М.С. - Владимир Чистяков
Шрифт:
Интервал:
Закладка:
М. С. задавала вопросы, Кэрт отвечал. На свою память они оба никогда не жаловались. Картина в голове складывается довольно чёткая. Многие командиры известны и раньше. Ситуация в общем, такова, какой и представлялась. А значит, можно действовать. Пока жива М. С., живы и Чёрные Саргоновцы и Дело. А М. С. жива, дошла до столицы, нашла своих, Марина будет жить, с Диной теперь всё в порядке. Не так уж всё на этом свете безнадёжно.
Мы ещё повоюем!
М. С. взглянула в лицо дочери. Что-то в ней изменилось. И сильно. Она выглядит словно после тяжёлой болезни. Но это так и есть. Считай побывала уже по ту сторону. Вернулась… Потеряв все. Она очень бледная. Смотрит так, словно видела что-то запредельное. Нисколько не походит на тут девочку, посадившую в лужу чуть ли не целое министерство юстиции, и на того уже почти взрослого маленького солдата, способную штыком заколоть. А девочка бывала и такой. Но словно какая-то другая Марина Саргон лежит сейчас под казенным серым одеялом.

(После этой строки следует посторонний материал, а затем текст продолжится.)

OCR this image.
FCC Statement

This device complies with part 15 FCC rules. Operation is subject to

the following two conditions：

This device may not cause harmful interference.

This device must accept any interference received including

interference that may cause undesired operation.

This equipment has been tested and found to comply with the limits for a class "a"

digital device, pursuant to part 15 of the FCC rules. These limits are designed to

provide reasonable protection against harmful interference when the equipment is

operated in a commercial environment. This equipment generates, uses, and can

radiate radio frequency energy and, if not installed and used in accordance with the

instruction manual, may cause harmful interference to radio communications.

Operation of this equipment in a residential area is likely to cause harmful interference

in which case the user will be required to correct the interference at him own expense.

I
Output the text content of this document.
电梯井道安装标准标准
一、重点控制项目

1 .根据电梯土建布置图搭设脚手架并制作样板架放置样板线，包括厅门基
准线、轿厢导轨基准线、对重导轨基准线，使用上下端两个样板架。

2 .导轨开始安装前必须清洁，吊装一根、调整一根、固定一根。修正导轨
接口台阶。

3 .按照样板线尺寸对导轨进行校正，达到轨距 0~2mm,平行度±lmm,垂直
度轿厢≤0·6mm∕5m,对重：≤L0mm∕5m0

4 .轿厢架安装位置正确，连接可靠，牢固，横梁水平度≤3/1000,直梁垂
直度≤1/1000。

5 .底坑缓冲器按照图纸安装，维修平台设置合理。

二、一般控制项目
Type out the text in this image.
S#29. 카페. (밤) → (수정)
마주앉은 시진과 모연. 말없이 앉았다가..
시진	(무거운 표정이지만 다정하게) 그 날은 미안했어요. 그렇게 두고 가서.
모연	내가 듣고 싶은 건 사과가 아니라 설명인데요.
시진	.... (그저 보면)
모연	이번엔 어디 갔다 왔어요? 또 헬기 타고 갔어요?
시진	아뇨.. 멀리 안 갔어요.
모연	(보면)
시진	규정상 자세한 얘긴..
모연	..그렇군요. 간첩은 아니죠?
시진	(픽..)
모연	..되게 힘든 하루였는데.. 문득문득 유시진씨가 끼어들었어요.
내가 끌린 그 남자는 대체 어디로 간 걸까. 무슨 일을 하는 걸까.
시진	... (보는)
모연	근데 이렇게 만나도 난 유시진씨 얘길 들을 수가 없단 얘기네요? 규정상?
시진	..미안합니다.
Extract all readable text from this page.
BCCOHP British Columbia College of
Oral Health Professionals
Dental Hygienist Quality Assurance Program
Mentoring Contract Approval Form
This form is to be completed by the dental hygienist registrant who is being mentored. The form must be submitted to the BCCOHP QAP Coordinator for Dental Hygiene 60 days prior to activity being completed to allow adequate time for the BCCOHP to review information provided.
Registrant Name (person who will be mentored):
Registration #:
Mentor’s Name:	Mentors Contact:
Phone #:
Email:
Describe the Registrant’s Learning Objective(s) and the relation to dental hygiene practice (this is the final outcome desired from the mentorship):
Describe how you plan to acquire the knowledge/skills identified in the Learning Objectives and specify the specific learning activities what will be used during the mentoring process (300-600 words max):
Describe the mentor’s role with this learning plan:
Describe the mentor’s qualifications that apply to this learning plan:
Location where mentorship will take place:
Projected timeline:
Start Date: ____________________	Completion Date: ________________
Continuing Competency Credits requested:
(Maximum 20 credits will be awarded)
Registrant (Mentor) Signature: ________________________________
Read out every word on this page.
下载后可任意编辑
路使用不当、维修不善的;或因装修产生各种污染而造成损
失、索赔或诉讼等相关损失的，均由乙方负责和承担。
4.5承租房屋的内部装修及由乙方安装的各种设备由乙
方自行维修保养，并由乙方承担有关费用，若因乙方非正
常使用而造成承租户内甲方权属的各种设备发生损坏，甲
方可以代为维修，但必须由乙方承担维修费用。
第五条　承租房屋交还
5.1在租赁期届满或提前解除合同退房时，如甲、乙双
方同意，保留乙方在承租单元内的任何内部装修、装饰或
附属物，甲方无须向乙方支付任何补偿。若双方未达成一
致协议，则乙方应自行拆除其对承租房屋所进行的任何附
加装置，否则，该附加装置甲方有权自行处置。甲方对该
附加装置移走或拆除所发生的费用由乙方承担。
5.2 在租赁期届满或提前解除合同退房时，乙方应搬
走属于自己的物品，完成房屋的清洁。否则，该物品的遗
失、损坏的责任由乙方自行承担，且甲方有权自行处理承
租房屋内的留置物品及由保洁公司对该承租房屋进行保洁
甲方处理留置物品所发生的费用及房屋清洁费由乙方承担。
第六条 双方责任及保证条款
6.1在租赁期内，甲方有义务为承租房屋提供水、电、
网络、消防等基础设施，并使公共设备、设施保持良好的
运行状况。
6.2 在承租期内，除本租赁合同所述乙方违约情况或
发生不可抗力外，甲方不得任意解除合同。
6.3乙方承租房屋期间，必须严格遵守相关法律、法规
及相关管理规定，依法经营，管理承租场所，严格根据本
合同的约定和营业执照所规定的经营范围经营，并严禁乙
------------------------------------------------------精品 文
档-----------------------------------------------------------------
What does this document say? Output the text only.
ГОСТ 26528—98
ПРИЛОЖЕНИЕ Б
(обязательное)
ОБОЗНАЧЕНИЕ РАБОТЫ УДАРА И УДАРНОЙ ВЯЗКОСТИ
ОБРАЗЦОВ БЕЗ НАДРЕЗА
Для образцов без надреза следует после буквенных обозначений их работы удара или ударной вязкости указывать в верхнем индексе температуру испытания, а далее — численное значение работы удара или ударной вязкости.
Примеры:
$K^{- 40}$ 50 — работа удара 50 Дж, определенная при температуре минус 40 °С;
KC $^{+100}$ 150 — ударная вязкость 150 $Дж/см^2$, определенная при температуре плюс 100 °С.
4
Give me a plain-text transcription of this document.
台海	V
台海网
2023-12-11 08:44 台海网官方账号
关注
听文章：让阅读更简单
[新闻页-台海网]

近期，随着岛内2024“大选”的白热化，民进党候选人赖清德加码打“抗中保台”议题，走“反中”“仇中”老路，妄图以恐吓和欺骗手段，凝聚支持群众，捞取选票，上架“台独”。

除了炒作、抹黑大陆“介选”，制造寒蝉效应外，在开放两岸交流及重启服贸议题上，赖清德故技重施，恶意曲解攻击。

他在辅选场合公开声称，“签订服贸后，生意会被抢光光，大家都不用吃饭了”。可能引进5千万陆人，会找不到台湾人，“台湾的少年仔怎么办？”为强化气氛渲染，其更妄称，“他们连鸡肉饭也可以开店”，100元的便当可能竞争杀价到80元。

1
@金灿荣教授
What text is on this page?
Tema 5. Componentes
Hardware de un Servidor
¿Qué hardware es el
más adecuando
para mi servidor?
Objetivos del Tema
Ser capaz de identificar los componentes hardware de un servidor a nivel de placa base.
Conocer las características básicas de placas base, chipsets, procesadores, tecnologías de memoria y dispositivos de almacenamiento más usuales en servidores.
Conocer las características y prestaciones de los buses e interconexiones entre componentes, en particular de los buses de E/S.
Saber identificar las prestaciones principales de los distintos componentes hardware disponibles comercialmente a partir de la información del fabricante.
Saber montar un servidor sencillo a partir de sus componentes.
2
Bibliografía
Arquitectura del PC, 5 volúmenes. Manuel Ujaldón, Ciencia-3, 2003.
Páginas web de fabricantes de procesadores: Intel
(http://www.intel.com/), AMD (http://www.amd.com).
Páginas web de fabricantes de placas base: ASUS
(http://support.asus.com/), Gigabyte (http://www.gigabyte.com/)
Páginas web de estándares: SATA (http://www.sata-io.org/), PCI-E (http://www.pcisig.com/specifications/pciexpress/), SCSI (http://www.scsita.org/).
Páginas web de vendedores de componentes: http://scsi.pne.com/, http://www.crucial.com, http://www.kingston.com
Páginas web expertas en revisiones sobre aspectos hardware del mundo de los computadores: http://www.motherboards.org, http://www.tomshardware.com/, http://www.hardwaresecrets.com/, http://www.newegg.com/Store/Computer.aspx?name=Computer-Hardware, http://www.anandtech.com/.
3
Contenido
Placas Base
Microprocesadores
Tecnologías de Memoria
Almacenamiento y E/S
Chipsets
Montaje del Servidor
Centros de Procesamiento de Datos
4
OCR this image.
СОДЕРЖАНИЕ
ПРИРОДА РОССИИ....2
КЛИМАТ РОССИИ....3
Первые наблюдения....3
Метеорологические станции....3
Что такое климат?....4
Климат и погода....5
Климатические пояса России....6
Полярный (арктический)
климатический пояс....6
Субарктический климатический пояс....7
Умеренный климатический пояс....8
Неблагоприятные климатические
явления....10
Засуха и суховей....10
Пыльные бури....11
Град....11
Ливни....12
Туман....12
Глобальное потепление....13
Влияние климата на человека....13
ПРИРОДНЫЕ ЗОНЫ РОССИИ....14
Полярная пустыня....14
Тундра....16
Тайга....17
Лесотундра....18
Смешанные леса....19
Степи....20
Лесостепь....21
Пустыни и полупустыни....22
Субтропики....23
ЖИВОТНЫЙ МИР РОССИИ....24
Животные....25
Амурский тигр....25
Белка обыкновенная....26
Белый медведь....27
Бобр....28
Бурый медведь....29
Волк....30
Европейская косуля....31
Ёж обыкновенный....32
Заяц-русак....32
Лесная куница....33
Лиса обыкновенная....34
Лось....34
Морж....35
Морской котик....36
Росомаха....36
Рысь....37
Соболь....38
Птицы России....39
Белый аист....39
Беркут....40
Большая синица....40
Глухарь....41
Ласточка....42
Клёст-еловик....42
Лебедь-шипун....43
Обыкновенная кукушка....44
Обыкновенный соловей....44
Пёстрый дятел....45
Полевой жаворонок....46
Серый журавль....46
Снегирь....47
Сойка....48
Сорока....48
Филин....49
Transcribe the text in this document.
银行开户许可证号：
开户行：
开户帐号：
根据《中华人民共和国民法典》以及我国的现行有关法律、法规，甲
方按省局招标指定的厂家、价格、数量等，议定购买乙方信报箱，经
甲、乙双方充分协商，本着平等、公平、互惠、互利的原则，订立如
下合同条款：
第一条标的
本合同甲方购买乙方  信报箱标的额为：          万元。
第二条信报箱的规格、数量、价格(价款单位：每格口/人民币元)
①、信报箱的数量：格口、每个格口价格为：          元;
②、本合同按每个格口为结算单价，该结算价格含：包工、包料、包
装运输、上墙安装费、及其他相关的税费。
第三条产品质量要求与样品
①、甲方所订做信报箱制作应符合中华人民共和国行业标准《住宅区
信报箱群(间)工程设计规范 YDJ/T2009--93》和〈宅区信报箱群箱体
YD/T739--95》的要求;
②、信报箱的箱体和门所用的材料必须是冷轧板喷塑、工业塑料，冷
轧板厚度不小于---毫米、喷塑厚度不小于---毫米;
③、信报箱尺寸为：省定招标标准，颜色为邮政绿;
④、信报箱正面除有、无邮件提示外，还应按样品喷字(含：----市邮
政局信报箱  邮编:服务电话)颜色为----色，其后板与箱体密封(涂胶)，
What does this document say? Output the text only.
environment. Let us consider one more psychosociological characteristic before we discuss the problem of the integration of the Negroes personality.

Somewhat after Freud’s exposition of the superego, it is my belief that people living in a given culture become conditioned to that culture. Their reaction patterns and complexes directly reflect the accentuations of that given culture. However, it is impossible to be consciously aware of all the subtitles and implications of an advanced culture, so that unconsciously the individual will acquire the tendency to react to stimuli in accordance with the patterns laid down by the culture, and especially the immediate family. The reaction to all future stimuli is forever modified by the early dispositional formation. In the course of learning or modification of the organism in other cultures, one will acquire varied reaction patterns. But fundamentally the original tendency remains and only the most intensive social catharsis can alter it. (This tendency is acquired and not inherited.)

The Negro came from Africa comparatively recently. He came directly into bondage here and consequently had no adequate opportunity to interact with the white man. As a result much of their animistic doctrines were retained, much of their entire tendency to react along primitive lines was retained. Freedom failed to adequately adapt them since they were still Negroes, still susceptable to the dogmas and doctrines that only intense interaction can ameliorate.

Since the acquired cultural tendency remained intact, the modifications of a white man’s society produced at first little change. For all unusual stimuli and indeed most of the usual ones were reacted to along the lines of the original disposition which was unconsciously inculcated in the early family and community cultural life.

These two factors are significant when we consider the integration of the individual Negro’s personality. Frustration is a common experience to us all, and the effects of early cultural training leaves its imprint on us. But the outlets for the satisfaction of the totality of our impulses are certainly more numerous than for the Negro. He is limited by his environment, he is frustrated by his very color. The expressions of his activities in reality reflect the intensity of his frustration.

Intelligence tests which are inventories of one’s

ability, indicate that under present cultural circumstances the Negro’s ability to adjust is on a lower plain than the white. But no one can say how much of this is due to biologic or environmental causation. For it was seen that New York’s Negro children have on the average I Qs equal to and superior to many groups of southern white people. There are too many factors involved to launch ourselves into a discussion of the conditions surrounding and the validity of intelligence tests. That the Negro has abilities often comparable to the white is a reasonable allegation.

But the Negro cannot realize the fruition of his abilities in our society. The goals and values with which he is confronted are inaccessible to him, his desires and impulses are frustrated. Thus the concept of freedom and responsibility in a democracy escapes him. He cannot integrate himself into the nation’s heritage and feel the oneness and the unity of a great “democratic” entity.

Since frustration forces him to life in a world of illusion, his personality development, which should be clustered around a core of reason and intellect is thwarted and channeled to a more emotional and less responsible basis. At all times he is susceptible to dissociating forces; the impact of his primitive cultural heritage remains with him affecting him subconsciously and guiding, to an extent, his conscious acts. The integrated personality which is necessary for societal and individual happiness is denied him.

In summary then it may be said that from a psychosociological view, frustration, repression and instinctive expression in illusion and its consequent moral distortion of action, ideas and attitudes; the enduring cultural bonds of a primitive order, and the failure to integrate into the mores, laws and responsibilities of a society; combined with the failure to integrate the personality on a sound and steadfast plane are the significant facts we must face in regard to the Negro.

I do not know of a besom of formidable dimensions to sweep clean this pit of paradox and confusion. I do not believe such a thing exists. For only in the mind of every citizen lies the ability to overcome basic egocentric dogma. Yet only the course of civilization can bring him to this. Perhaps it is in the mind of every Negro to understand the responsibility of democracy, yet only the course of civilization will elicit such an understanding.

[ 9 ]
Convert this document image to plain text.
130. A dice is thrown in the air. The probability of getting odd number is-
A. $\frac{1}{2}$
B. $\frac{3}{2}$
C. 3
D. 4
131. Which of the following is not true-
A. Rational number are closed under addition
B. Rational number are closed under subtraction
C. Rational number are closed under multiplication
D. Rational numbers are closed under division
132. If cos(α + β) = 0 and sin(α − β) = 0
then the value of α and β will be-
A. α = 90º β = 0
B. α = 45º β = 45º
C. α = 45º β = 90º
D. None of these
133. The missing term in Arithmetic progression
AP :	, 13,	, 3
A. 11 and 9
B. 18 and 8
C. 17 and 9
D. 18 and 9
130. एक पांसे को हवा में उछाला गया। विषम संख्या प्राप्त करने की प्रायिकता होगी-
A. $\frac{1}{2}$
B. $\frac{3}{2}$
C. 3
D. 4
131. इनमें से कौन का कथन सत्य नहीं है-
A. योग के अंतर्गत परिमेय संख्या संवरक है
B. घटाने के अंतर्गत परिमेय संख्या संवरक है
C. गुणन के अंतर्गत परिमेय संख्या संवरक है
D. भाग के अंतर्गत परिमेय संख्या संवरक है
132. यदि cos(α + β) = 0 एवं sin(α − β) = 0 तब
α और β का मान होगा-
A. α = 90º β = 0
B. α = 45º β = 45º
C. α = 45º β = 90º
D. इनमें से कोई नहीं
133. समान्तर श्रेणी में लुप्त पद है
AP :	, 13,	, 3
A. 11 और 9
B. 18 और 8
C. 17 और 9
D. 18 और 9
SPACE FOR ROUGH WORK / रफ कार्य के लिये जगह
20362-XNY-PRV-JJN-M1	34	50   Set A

В иных прошлых поступках и высказываниях М. С. словно вновь видела саму себя, не Марину Саргон, а молодую М. С… А сейчас в Марине от прежнего остались только черты лица. И есть что-то такое, чего нет уже в М. С… Марина никогда не захочет стать новой М. С… Это словно не та Марина, которая так гордо вела себя на суде. От той-то в перспективе можно было дождаться всего чего угодно. Она теперь иная. И дело тут не в ранении. Что-то изменилось в её душе.
— Как ты, маленькая? — почему-то М. С. почувствовала, что это именно то слово, которая она хочет услышать. Не имя, не звание, а именно это. Она слишком многое для своих лет пережила. И поступала как взрослая. Но она ещё не была взрослой. Снова хотела хоть до какой-то степени вновь стать ребёнком. М. С. почувствовала это. Почувствовала и другое- прежний мир Марины рухнул. Окончательно и бесповоротно. Балет пожирает человека целиком. Это отдельный мир, живущий по своим законам. Если по какой-то причине человек этого мира окажется выброшенным из него, то такому человеку будет крайне сложно адаптироваться в обычном мире. Марина жила балетом. М. С. сперва втихаря посмеивалась над увлечением дочери, потом поняла- девочка нашла свою судьбу. Перед самой войной известнейшая грэдская балерина сказала о ней- «Ещё несколько лет- и Звездой грэдского балета будут звать её, и только её»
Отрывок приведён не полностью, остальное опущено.